Evaluation phase: The script reads /Applications/Slack.app/Contents/Info.plist with defaults read to capture CFBundleShortVersionString. It then fetches the latest macOS release identifier from the Slack release feed and compares the two values. If /Applications/Slack.app does not exist, the endpoint exits compliant because this Worklet only upgrades existing installations. If the installed version matches the latest, the endpoint returns exit 0 and no remediation runs. Any older version returns a non-zero exit so the remediation script is scheduled on the next policy run.
Remediation phase: The script downloads the universal DMG from Slack's release URL into /var/tmp/Slack.dmg with curl --location --fail. It mounts the image with hdiutil attach -nobrowse -quiet, copies the existing /Applications/Slack.app to /var/tmp/Slack-backup, then runs pgrep -x Slack to detect a live session. When Slack is running, the script calls launchctl asuser <uid> /usr/bin/osascript -e 'display dialog ...' with Update Now and Postpone buttons. On approval, the script quits Slack with osascript tell application "Slack" to quit, copies the new bundle into /Applications/ with ditto, detaches the DMG with hdiutil detach, removes /var/tmp/Slack.dmg, and relaunches Slack as the console user. On Postpone, the script unmounts, leaves the backup in place, and exits 0 so the next evaluation re-offers the upgrade.
macOS 11 Big Sur or later (Slack drops support for older releases as new versions ship)
Slack installed at the canonical path /Applications/Slack.app with a valid CFBundleShortVersionString in Info.plist
At least 500 MB free under /var/tmp for the DMG download, the /var/tmp/Slack-backup staging copy, and the mounted disk image
Outbound HTTPS to slack.com and downloads.slack-edge.com for the version feed and the universal DMG
Automox agent running as root so hdiutil attach, ditto into /Applications/, and launchctl asuser can complete without sudo prompts
A signed-in console user when the osascript prompt is expected; with no console user, the script proceeds silently because there is no session to interrupt
After remediation completes, /Applications/Slack.app reports the latest CFBundleShortVersionString and codesign --verify --deep --strict /Applications/Slack.app returns exit 0. The Automox activity log records the previous and new version strings, the DMG checksum, and the user's prompt response (Update Now or Postpone). If the user picked Postpone, Slack is still running on the previous version and the next evaluation cycle will re-offer the upgrade until accepted or until the endpoint passes a deadline you can layer on with a separate enforcement policy.

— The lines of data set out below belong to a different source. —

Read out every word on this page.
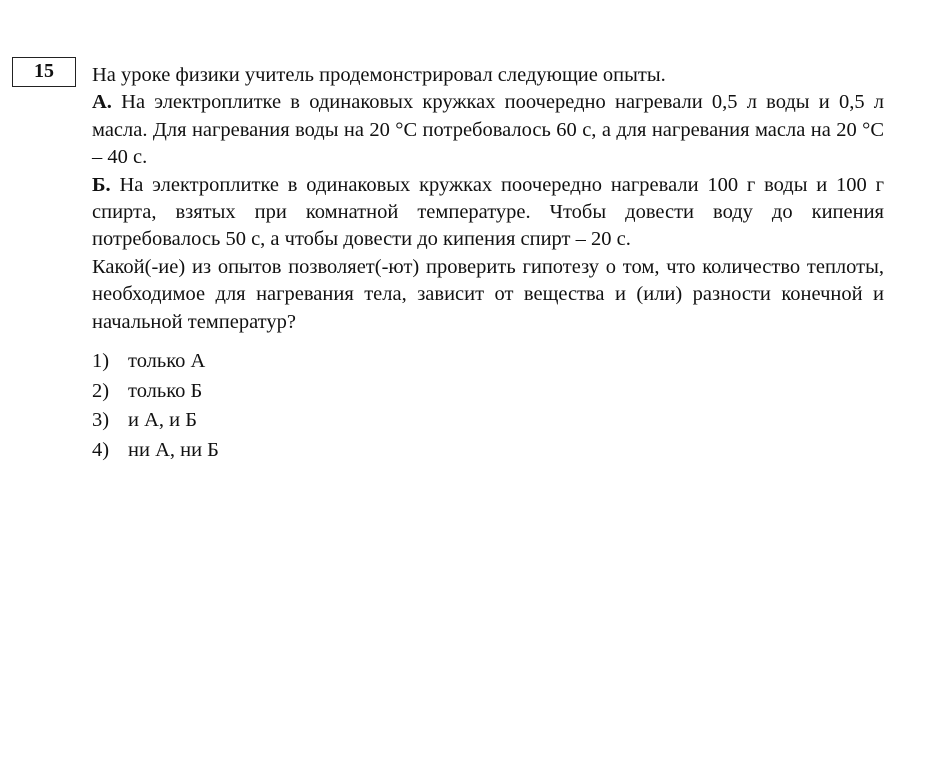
15	На уроке физики учитель продемонстрировал следующие опыты.

А. На электроплитке в одинаковых кружках поочередно нагревали 0,5 л воды и 0,5 л масла. Для нагревания воды на 20 °С потребовалось 60 с, а для нагревания масла на 20 °С – 40 с.

Б. На электроплитке в одинаковых кружках поочередно нагревали 100 г воды и 100 г спирта, взятых при комнатной температуре. Чтобы довести воду до кипения потребовалось 50 с, а чтобы довести до кипения спирт – 20 с.

Какой(-ие) из опытов позволяет(-ют) проверить гипотезу о том, что количество теплоты, необходимое для нагревания тела, зависит от вещества и (или) разности конечной и начальной температур?

1) только А
2) только Б
3) и А, и Б
4) ни А, ни Б
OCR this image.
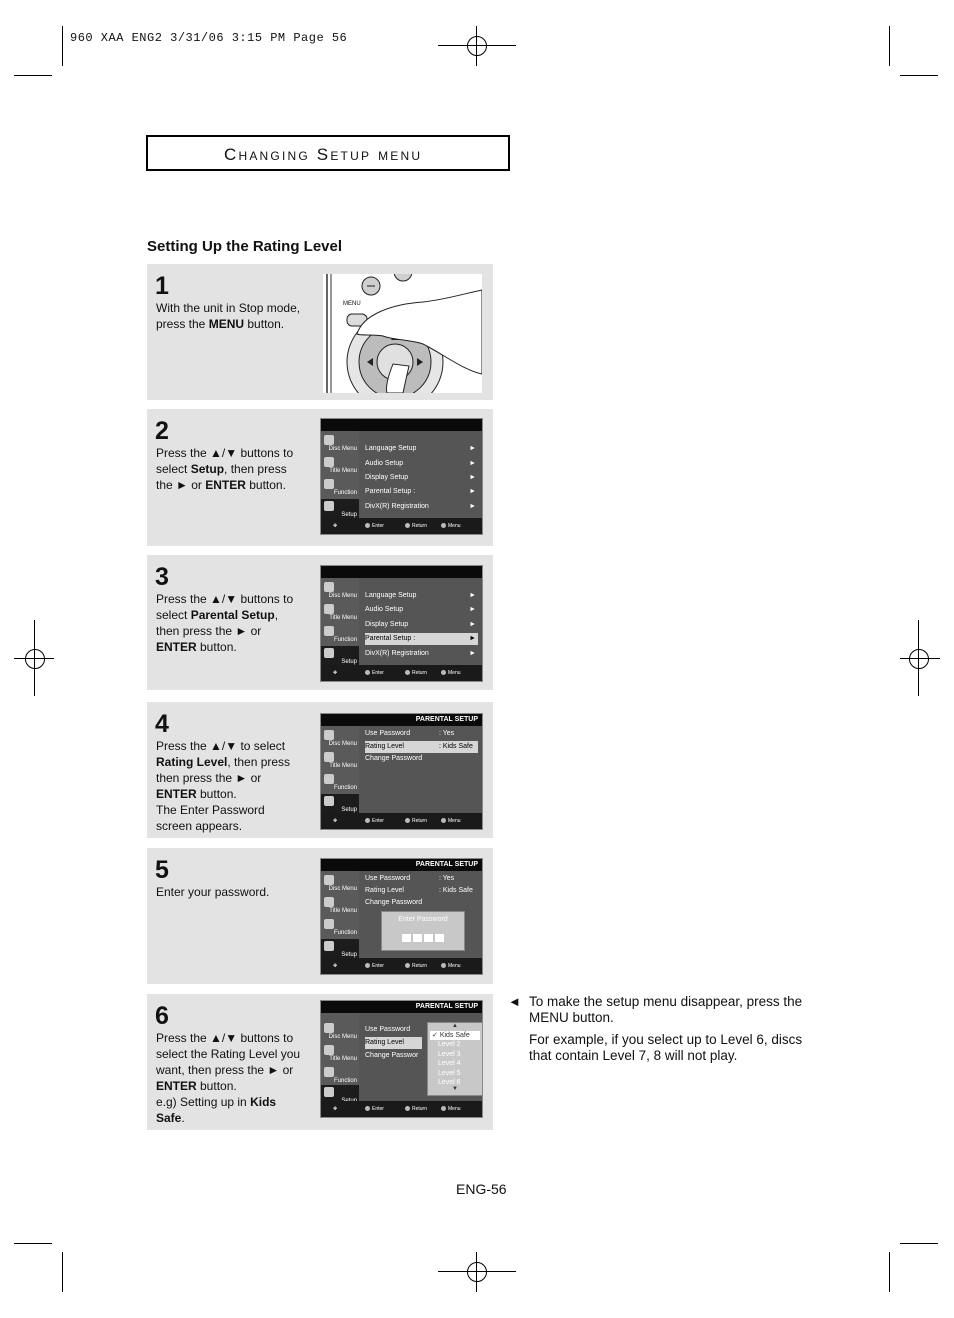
960 XAA ENG2 3/31/06 3:15 PM Page 56
Changing Setup menu
Setting Up the Rating Level
1
With the unit in Stop mode, press the MENU button.
MENU
2
Press the ▲/▼ buttons to select Setup, then press the ► or ENTER button.
Disc Menu
Title Menu
Function
Setup
Language Setup	►
Audio Setup	►
Display Setup	►
Parental Setup :	►
DivX(R) Registration	►
✥	Enter	Return	Menu
3
Press the ▲/▼ buttons to select Parental Setup, then press the ► or ENTER button.
Disc Menu
Title Menu
Function
Setup
Language Setup	►
Audio Setup	►
Display Setup	►
Parental Setup :	►
DivX(R) Registration	►
✥	Enter	Return	Menu
4
Press the ▲/▼ to select Rating Level, then press then press the ► or ENTER button.
The Enter Password screen appears.
PARENTAL SETUP
Disc Menu
Title Menu
Function
Setup
Use Password	: Yes
Rating Level	: Kids Safe
Change Password
✥	Enter	Return	Menu
5
Enter your password.
PARENTAL SETUP
Disc Menu
Title Menu
Function
Setup
Use Password	: Yes
Rating Level	: Kids Safe
Change Password
Enter Password
✥	Enter	Return	Menu
6
Press the ▲/▼ buttons to select the Rating Level you want, then press the ► or ENTER button.
e.g) Setting up in Kids Safe.
PARENTAL SETUP
Disc Menu
Title Menu
Function
Use Password
Rating Level
Change Passwor
▲
✓ Kids Safe
Level 2
Level 3
Level 4
Level 5
Level 6
▼
✥	Enter	Return	Menu
◄ To make the setup menu disappear, press the MENU button.
For example, if you select up to Level 6, discs that contain Level 7, 8 will not play.
ENG-56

Verification: From the Mac, open Slack and choose Slack > About Slack from the menu bar to confirm the version number matches Slack's published release. From a shell, run defaults read /Applications/Slack.app/Contents/Info.plist CFBundleShortVersionString to capture the same value programmatically, and pgrep -x Slack to confirm the relaunched process is running under the console user. If remediation failed mid-flight, /var/tmp/Slack-backup will still contain the previous .app; the script restores it automatically on any non-zero step, but you can verify by running mdls /Applications/Slack.app and confirming the kMDItemVersion attribute matches the pre-upgrade value. Once the endpoint passes evaluation cleanly, the Worklet remains idle on future policy runs until Slack publishes the next release.